How can organisations strike the right balance during the cost of living crisis? Are flexible payments the answer?

The public sector has a social responsibility to support its customers while ensuring its own cash flow isn’t neglected.

With inflation still stubbornly at a 40-year high, it’s difficult for any household or organisation to keep pace with rising costs. Despite private sector wages rising by 7.3% in the UK – and by 4.2% in the public sector – the real value of take-home pay is still falling, which could soon push more people into council tax and/or rent arrears.

16% of the general population now say that they’re in ‘financial distress’

It’s not surprising that the latest Vulnerable Customer Exclusion Report from the Vulnerability Registration Service’s (VRS) revealed that 16% of the general population now say that they’re in ‘financial distress’ and are struggling to keep on top of living costs. This rose to over one in four (27%) for society’s most vulnerable people. It’s worrying news for the public sector, whose essential services could be threatened by a drop in revenue, not to mention the cost of recovering debts.

As councils across the country prepare to potentially raise their taxes by up to 4.9%, the move could be a lifeline for many authorities. Yet, it could see even more households plunge into deeper financial distress. Such schemes will only be successful if households have the means to pay, and need to be backed by reliable digital payment systems that mitigate the risk of arrears.

Changing expectations about flexible payments

While today’s inflation rates are the highest they’ve been in decades, the world is still recovering from COVID-19, which also caused financial vulnerability to soar. Flexibility was key to overcoming the challenges caused by the pandemic, whether this was through government-backed mortgage holidays or, on a smaller scale, businesses simply offering their customer’s different ways to pay.

‘Navigating the Future of Payments’

When we released our report, ‘Navigating the Future of Payments’, we spoke to several business owners who agreed that flexible payments were key during periods of economic instability. According to Paul Williams, Executive Chairman of insurance provider Ripe Thinking his teams had to quickly adapt to offer payment holidays due to financial hardship during the COVID-19 pandemic.

Now that the effects of the rising cost of living are having a tangible impact on the community, the public sector could take note. We’re already seeing this in the private rental sector, where more than half of landlords said they would consider giving their tenants some flexibility on their payments.

Digital transformation within payments and banking

The ongoing digital revolution within payments and banking can only facilitate this. We’ve already surpassed the tipping point of becoming a predominantly cashless society.

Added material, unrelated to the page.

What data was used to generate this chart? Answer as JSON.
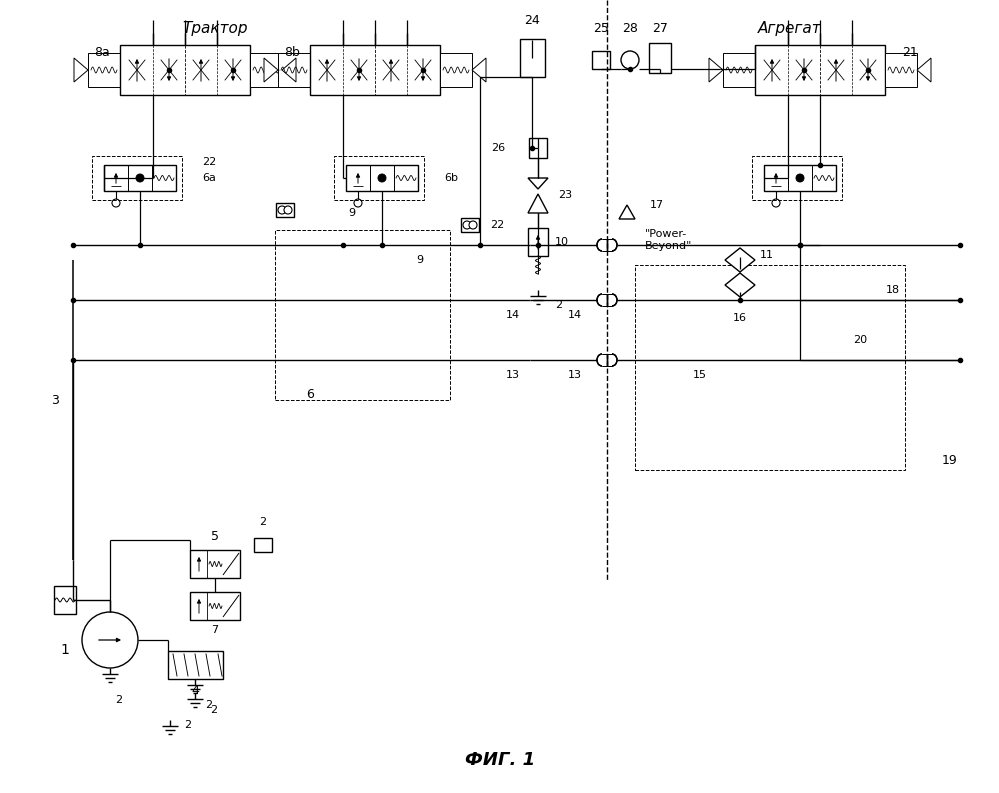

Now, more advanced technologies such as open banking – which uses connected data to personalise experiences – are paving the way for new ways to manage money. APIs that facilitate open banking is also helping organisations to completely overhaul their existing payment systems by ‘plugging in’ to other tools that manage accounts, for example, their CRM.

This gives organisations much better visibility over their cash flow and liquidity while dramatically improving the customer experience thanks to the insights they can offer. Administrative staff can also benefit from less repetitive tasks such as data entry or reconciliation, allowing them to focus on time-sensitive tasks.

For the public, it means that they’ll be able to keep on top of their payments by requesting terms that suit them – and councils can add, amend or cancel Direct Debits in real-time, with information automatically updated across all systems. This reduces the risk of consumers falling into arrears while boosting cash flow for their creditors. The VRS noted that some people facing difficulties may not want to, or know how to, ask for help. By making it as simple as possible to offer alternative ways to pay, it removes this barrier.

Of course, like any other service that’s powered by data, consent and compliance is key, particularly for the public sector. Using an FCA-accredited payments provider specialised for the public sector, such as our recent acquisition Pay360, can put organisations at ease.

It’s also important for organisations to make these systems as accessible as possible. Not every customer will be digitally-savvy, so investing in training and creating resources that explain any new system will be crucial for implementing it successfully.

Flexible payments is the future of finance

Across all touchpoints today, consumers expect a simple, intuitive experience when paying for goods or services. Seamless, secure and branded journeys are now the norm whether people are shopping for groceries online or paying for utilities. Any public sector company that ignores these risks is being left behind.

In comparison to agile startups and digital-first organisations, there are some barriers that the public sector faces when transitioning to offering flexible payments. As Paul from Ripe Thinking told us, “achieving…flexibility is near-impossible for big [insurance] companies, who have built their own systems and are locked into legacy plans for payments.”

Yet, as public sector organisations look to digitise and update across all operational areas, including payments, it presents an opportunity to invest in the right systems that can help them to provide a better level of service – while upkeeping their duty of care to the public.